In speaking with Salzmann, it quickly becomes clear he’s the driving force behind these benefits. He’s been referred to as a kind of insurance industry Willy Wonka, but his eccentricities go far beyond free chocolate. He thought it would be hilarious, for instance, to create a “torture chamber” with medieval props in the company’s offices (it’s where employees can get their annual flu shots). He’s known to wear a special cologne for his most serious meetings. He loves giving gifts, and has cried in front of his employees. “Magical” is one word an employee used to describe him. “Crazy” is another. In conversation, he shoots from the hip and jumps between topics—disarming for a reporter accustomed to dueling for quotes from executives that don’t sound straight out of a public relations handbook. “I’m a loner among the CEOs,” Salzmann says. “They think I’m nuts.”

Growing up in Wausau, Wis., Salzmann watched his father struggle through years of backbreaking labor on a loading dock—an experience that today motivates him to ensure his workers are happy and healthy. He also witnessed firsthand how badly things went under Acuity’s previous CEO, who used bells to enforce strict 27-minute lunches followed by three-minute daily bathroom breaks. More than one in four employees quit the company or were fired every year.

“It was a very rigid, very tightly run organization,” says Joan Miller, Acuity’s head of human resources and general counsel. “There was no individuality at all, and you were expected to really toe the line.”

Things transformed radically after Salzmann, who was formerly the chief technology officer, took over 20 years ago. But the changes he brought were often more subtle than a giant indoor ferris wheel.
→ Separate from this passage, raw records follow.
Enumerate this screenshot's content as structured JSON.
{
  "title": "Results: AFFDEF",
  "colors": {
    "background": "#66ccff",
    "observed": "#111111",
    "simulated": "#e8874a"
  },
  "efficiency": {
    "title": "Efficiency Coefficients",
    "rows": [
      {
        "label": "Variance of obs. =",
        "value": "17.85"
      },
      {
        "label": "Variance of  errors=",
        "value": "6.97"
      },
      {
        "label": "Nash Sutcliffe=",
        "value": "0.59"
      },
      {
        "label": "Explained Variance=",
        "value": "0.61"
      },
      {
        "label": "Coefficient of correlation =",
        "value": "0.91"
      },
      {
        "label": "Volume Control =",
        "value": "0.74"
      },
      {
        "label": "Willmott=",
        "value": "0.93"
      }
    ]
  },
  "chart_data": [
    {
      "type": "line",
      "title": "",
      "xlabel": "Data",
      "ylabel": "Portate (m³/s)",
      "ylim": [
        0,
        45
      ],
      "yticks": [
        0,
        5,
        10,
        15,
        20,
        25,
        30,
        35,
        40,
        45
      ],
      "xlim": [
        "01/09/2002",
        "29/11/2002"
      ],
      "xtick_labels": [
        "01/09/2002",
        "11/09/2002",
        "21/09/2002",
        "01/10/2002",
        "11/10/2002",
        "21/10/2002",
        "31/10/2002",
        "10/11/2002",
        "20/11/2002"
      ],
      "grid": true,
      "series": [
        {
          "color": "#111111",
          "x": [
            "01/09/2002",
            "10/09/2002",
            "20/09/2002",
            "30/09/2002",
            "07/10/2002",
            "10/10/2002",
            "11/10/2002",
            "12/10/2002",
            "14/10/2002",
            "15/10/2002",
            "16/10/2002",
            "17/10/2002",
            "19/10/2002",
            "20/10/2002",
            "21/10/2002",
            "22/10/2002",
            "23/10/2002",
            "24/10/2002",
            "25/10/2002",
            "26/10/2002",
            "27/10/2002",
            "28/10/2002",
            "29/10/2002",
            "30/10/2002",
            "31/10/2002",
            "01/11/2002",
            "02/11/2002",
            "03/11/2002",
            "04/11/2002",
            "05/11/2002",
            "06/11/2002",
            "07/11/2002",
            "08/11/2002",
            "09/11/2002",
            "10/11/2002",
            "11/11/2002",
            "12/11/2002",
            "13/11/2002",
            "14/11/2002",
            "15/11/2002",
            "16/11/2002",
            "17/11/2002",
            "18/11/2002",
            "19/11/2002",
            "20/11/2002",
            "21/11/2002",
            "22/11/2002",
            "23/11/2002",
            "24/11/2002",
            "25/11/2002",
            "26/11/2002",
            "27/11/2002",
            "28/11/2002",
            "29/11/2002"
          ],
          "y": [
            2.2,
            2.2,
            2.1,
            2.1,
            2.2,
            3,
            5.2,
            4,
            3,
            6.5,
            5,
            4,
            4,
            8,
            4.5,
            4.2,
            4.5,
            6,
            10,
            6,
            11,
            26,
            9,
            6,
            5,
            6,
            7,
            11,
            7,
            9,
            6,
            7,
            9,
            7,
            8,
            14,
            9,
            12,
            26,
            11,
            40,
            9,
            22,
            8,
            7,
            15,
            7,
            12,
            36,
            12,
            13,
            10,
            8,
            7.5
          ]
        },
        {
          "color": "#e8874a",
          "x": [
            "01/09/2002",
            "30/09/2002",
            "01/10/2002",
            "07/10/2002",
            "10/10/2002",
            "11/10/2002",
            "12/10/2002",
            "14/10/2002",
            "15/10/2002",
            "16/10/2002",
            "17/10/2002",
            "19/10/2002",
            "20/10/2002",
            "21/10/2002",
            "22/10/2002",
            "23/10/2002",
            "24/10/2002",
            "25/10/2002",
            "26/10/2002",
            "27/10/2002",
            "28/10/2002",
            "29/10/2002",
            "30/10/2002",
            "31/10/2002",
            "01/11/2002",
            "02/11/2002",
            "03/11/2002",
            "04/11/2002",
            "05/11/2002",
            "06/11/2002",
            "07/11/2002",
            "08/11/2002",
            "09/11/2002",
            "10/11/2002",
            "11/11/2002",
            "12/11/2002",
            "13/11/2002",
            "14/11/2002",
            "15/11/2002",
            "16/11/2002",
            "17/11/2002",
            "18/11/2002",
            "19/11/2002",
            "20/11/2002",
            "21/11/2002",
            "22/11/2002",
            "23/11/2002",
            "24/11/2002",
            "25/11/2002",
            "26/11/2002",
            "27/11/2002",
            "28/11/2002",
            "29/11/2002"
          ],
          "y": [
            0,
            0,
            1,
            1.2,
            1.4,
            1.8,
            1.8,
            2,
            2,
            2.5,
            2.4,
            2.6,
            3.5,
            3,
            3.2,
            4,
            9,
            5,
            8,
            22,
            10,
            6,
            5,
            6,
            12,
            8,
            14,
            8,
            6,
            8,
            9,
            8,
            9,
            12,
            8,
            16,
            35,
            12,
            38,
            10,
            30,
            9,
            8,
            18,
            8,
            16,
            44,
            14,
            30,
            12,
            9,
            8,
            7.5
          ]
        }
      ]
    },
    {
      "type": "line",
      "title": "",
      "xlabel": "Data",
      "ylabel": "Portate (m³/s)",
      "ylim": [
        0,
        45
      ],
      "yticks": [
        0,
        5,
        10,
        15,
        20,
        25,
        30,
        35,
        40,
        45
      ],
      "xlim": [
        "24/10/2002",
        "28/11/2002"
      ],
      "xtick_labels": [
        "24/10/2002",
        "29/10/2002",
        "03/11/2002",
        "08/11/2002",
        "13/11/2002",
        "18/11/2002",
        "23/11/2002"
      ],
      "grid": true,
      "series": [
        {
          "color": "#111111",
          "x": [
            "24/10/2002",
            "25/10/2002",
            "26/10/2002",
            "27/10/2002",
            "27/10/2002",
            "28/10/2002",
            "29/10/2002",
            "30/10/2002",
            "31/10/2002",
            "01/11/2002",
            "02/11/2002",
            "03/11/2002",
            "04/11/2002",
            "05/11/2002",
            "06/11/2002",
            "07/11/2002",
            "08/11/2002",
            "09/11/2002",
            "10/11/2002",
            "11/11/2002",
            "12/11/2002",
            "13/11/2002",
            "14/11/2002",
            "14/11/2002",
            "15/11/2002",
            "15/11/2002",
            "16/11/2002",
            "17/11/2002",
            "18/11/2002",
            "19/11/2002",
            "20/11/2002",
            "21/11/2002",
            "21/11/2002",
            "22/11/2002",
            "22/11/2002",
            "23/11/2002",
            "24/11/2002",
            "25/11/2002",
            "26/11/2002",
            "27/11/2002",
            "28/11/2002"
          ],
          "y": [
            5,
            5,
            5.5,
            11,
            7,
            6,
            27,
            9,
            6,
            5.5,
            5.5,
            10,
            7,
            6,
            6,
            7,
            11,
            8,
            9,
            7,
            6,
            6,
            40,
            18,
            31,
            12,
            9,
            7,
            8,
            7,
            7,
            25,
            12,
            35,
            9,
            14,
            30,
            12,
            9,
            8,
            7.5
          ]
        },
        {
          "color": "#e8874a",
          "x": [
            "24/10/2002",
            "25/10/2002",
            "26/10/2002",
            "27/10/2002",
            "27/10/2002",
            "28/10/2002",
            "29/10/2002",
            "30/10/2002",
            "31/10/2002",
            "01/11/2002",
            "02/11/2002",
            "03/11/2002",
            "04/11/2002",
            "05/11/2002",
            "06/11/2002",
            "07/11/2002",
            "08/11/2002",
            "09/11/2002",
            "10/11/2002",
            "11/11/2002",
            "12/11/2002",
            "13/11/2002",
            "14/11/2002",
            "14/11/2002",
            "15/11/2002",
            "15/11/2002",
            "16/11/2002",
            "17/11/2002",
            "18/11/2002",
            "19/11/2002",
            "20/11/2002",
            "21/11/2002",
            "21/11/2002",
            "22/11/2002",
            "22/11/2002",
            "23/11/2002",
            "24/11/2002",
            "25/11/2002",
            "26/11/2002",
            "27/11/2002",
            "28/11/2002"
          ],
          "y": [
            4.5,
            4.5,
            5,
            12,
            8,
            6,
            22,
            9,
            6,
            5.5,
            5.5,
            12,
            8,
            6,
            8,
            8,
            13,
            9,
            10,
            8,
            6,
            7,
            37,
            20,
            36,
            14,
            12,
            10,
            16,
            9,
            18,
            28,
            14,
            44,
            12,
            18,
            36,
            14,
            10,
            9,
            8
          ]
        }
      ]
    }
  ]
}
Rikki Mason, an Acuity communications specialist, recalls how Salzmann once bent over to touch his toes after shooting a video. When Mason commented on the maneuver, Salzmann cheerfully told her about his daily stretching regimen and the importance of all-around fitness.

“He’s just quirky like that,” Mason says. “I think that personality makes you feel more at ease. You don’t feel like this pressure when you’re in front of your CEO. You can be yourself because he’s being himself.”

Salzmann’s comfort with standing out has informed the broader company culture, often in positive ways. “This is the first place that I’ve worked that I felt truly safe to be open about being gay,” says Kallyn Vandenack, who also works in Acuity’s communications department. “[Ben] almost likes you more if you’re a little different, because those differences in background experience, they create a better whole when they come together.”

“Work-life balance” can often seem like another misleading business-ism forced into the lexicon of everyday life. Does your “life” cease during your time on the job? And since when should it be “balanced” with anything? In that sense, Salzmann and Acuity Insurance may illustrate less about how employers can promote “work-life balance” than what’s wrong with the concept in general. The strange little company’s employees appear to be satisfied not only because their employer makes room for a “life” beyond the workplace, but also because they feel respected and fulfilled even when they’re clocked in.

“You could talk forever about benefits and those tangible things,” says Vandenack. “But at the end of the day, the thing that really matters to me is having the ability to live authentically at work.”

While flexible hours and generous 401(k) contributions are welcome, what allowed a nondescript midwest insurer to balance work and “life” better than any other company last year might simply be a culture that lets employees be themselves, and live while at work—especially as the pandemic has meant that many of us are working where we live, too. “Just relax, let your hair down, enjoy life,” says Salzmann, speaking on the company’s ethos. “Work has to be more than something that you’re responsible to do. It’s something you have to embrace and just celebrate.”